In adult tissues, stem cells (SCs) reside in specialized niches, where they are maintained in a quiescent state until activated by injury. Once activated, they migrate towards injured sites, where they proliferate and differentiate to replenish lost or damaged cells. Although effective tissue repair relies critically on the ability of SCs to reach and populate damaged sites, mechanisms guiding SCs towards these sites are not well understood. This is largely due to the technical challenges involved in monitoring SC dynamics in real time in vivo. Here, we devised an experimental framework that allows for real-time tracking of the spatiotemporal dynamics of intestinal SCs (ISCs) during the early phases of gut regeneration. Our data show that ISC migration is rapidly induced following injury and precedes ISC divisions and differentiation. We identify the Drosophila PDGF-VEGF-related receptor, Pvr, as a critical regulator of the migratory response to epithelial damage. ISC-specific Pvr depletion strongly suppresses ISC migration towards affected sites as well as the regenerative response.
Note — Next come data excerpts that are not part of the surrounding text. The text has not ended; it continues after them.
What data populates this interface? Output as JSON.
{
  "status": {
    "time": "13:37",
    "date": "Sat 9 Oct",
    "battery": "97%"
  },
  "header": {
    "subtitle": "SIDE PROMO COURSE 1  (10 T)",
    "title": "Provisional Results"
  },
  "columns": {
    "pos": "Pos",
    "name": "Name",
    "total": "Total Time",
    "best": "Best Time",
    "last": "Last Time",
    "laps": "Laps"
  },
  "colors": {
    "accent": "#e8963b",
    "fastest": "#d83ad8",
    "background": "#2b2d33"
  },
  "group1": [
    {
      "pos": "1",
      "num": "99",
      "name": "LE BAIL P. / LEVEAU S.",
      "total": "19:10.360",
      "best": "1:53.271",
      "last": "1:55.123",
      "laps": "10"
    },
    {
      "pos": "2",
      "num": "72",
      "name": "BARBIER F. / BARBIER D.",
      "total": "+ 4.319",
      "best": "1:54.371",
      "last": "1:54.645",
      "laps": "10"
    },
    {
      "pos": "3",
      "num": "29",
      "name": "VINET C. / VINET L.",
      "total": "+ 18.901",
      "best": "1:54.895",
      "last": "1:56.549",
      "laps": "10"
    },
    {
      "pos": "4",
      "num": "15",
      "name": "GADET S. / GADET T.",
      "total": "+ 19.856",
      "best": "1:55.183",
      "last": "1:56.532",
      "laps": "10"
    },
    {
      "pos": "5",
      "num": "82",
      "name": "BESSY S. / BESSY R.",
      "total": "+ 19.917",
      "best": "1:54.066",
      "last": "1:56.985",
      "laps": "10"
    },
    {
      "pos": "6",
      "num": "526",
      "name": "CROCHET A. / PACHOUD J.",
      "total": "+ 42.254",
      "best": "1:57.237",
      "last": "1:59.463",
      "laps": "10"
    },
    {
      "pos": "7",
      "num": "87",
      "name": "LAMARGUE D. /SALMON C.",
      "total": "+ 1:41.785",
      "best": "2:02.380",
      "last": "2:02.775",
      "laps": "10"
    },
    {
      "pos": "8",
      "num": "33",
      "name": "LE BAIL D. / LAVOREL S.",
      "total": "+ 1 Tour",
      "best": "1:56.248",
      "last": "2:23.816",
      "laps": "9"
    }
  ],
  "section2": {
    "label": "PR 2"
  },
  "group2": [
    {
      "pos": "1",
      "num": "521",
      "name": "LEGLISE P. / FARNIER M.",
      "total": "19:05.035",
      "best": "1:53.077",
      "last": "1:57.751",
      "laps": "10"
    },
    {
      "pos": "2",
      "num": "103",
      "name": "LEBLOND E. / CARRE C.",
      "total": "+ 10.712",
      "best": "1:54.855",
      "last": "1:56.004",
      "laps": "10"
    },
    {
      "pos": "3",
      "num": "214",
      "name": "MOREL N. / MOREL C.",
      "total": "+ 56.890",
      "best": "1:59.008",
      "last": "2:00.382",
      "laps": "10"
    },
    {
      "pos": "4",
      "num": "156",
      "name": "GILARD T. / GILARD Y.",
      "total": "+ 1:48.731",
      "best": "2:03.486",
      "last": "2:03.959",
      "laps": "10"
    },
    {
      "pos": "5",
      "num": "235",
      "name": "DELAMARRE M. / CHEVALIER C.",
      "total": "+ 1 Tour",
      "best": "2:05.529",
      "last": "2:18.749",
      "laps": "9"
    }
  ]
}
We further show that the Pvr ligand, PDGF-VEGF-related factor 1 (Pvf1), is produced by the trachea/vasculature in response to intestinal damage and acts as a guidance signal to direct ISC migration towards affected areas. Our work highlights a critical role of gut-trachea/vasculature crosstalk in guiding ISC migration during regeneration. As neovascularization of injured sites is a key feature of tissue repair in both flies and mammals, these findings could be relevant to regenerative processes in a wide range of adult tissues.